This is my first post here and I hate being a leach, but this wasn't answered where I normally hang out.
I'm pretty sure this is gonna work the way I want it to, but I'm asking others just to make sure.
So on my new build I was planning to have 2 Intel 520 120GB SSD's for performance reasons and some HDD's from storage. My original plan was to have one SSD as my OS drive and the other as my games drive, as this is the setup I have always used with Hard Drives since partitioning makes it so that whenever it needs to read a file from both partitions at the same time the speed is halved for both files as we all know, so having 2 separate drives is better. But then I realized some potential in the fact that I am getting two of the same drive. I figured, why don't I RAID 0 the drives and then just partition them so that my games and OS "drives" are still separate but they are on the same array. This way when ever my computer needs to read a file from both partitions at the same time the speed will be halved, (to 550 MB/s but that is just as fast as a single drive would be anyway) but when it is only reading from one drive it will get the full speed correct? Also just to make sure I understand this right, SATA III has a max speed of 6Gb/s but that limit is not for the entire controller, it is just for each port correct? So if I RAID I shouldn't be limited to 6Gb/s total as I have seen benchmarks with RAID's in the 1000MB/s region, right?. I know that advertised speeds aren't always practical and differ for different file types etc., but for the purpose of this post I will use them.

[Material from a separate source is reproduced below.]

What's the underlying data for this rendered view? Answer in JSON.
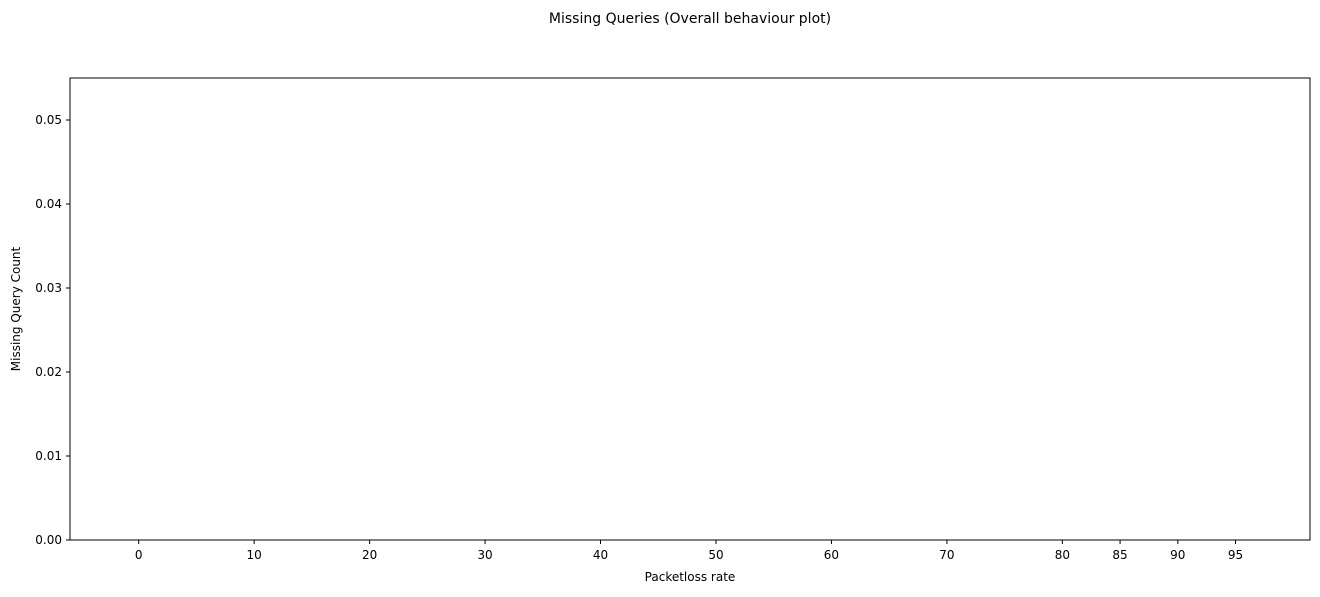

The way I see it it is like this (this is an example for reads but I mean the same thing for writes):
The base speed of each SSD for read is 550MB/s so...
Drives Separate:
Reading from OS drive: 550MB/s
Reading from Games drive: 550MB/s
Reading from both drives: 550MB/s on each
Drives in RAID 0:
Reading from OS drive: 1100MB/s
Reading from Games drive: 1100MB/s
Reading from both partitions: 550MB/s on each
So it seems to me that I would get much more of a benefit by RAID'ing the drives and just partitioning the array instead of keeping the drives separate because when used individually I get double the speed than if they were separate, while when both partitions are accessed, it is still just as good as one drive would be anyway. Am I right on this one?
I know another problem is that I might lose TRIM, but I have heard that the Intel 11.2 RST driver has RAID 0 TRIM support for 7-series chipsets which is what I have. Is this true?